According to Carol, about 1,500 people are expected for the annual chicken barbecue to be held this Saturday night. This is the major fund raising event for the Vernon County 4-H Council. She is hopeful that this event will fund the programs as usual. The chicken barbecue dinner is a tradition in Vernon County and will be a good place to eat this Saturday evening. For those eating there, there will be good fellowship as well as good food. Take outs will also be available. Many of us look forward to this special event and look forward to eating a great meal.
Although the National 4-H Week does not start until Sunday, this event is a great kick-off for the week.
Ben Gallop, state 4-H youth development specialist, shared a statement about National 4-H Week, "4-Hers from all across Missouri will celebrate National 4-H week, Oct. 5 --11, 2008."
This year's theme, 'Keeping it Green', is timely and appropriate, said Dr. Ina Linville, interim state 4-H Program Leader. Being good stewards of our resources is a long standing 4-H philosophy. She grants that technologies are changing, but adds 4-H is staying current. However, Linville said that our goal to create environments where members have an opportunity to 'value add' to their projects and learn life skills just as viable today as they were 100 years ago."
The 4-H Clover is a catalog of Missouri 4-H projects, programs, and publications. It is designed to help volunteers, members and their families select projects and activities. It will also help in setting goals, which is an important part of 4-H.
This publication gives a great amount of information about 4-H. It has a list of 4-H projects and activities. Each member is required to enroll in at least one of the projects. 4-H activities are defined as group projects, selected and carried out by all members of a club or group. As with projects, new activities have been added to the list over the years.
The program still maintains many of the original 4-H projects, such as beef, clothing, foods and swine. Many new projects are now included in the program, offering interesting subjects for youth today, including conservation, entrepreneurship, environmental sciences, geospatial, global education and others.

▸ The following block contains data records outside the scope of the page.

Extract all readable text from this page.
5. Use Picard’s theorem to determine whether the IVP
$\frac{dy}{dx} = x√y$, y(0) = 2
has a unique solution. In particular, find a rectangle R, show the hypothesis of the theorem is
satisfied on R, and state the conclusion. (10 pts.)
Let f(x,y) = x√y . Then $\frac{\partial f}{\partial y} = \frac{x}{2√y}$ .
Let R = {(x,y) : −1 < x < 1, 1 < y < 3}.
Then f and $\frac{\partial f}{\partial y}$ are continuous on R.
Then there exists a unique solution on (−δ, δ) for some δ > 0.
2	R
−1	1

There are a great number of interesting projects. Some are better suited for exhibiting than others. Still, it is important to remember in 4- H that exhibiting is a means to an end and not an end in itself. Too often it becomes the end, instead of the means to an end.
There are many ways that you and your family can get involved. It is tuly a great program and we are fortunate to have one of the best 4-H programs in the state in Vernon County.